As for 1, a sincere effort to explain the world implies a critical attitude, honesty, conscientiousness/thoroughness, which means subjecting candidate ideas to lots of criticism, following up on counter-criticisms (as opposed to running off and doing something else), etc. A child might prioritize playing in the dirt today, but at some point he will ask questions. A sincere effort to explain anything means he’d rather say ‘I don’t know’ than believe something as silly as god.
God as a concept is arbitrary on its face. It cannot survive even very basic criticism. So it cannot possibly stem from a sincere effort to explain the world.
As for 2, kids ask tons of questions and criticize ideas. They’re naturally curious and conscientious in this way. The problem is that parents beat the god idea into their kids (figuratively if not literally) so that the kids don’t question it. So then those kids are not willing to jettison the idea anymore. Which is why the idea sticks around despite not being a sincere effort to explain the world.
That quote is better but still not quite right. You’d want to end it not in a dangling comma, but in an ellipsis to indicate that you’re cutting the sentence short. Try changing it to:
"The virtue of Rationality means the recognition and acceptance of reason as one's only source of knowledge […]." This is wrong etc.

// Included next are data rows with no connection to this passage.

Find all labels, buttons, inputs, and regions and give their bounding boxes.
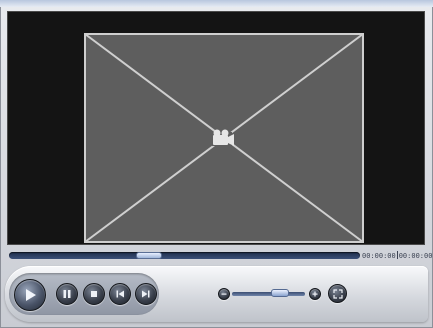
video-placeholder — [84, 33, 364, 243]
volume-slider[interactable] — [232, 292, 305, 296]
volume-thumb[interactable] — [271, 289, 289, 297]
minus-icon — [221, 293, 227, 295]
volume-down-button[interactable] — [218, 288, 230, 300]
video-viewport[interactable] — [7, 11, 425, 245]
previous-button[interactable] — [109, 283, 131, 305]
play-icon — [26, 289, 36, 301]
plus-icon — [312, 291, 318, 297]
expand-icon — [332, 288, 343, 299]
pause-icon — [63, 290, 71, 298]
current-time: 00:00:00 — [362, 252, 396, 260]
seek-bar[interactable] — [9, 252, 360, 259]
time-separator — [396, 251, 398, 259]
skip-previous-icon — [116, 290, 124, 298]
volume-up-button[interactable] — [309, 288, 321, 300]
stop-button[interactable] — [83, 283, 105, 305]
skip-next-icon — [142, 290, 150, 298]
seek-thumb[interactable] — [136, 252, 162, 259]
window-top-edge — [0, 0, 433, 7]
play-button[interactable] — [14, 279, 46, 311]
fullscreen-button[interactable] — [328, 284, 347, 303]
time-display: 00:00:00 00:00:00 — [362, 251, 432, 262]
next-button[interactable] — [135, 283, 157, 305]
pause-button[interactable] — [56, 283, 78, 305]
total-time: 00:00:00 — [398, 252, 433, 260]
stop-icon — [91, 291, 97, 297]
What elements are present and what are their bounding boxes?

Then, in the section “Do the comments still apply?”, be sure to deselect the criticisms that your edit addresses.
In other situations, I would agree. For example, back when I was first learning how to code, I made it a point to type code from tutorials manually to retain it better.
But with quotes it’s different because retaining the literal letter matters. Typing it manually is too error prone and there’s no compiler (except Quote Checker) to catch errors.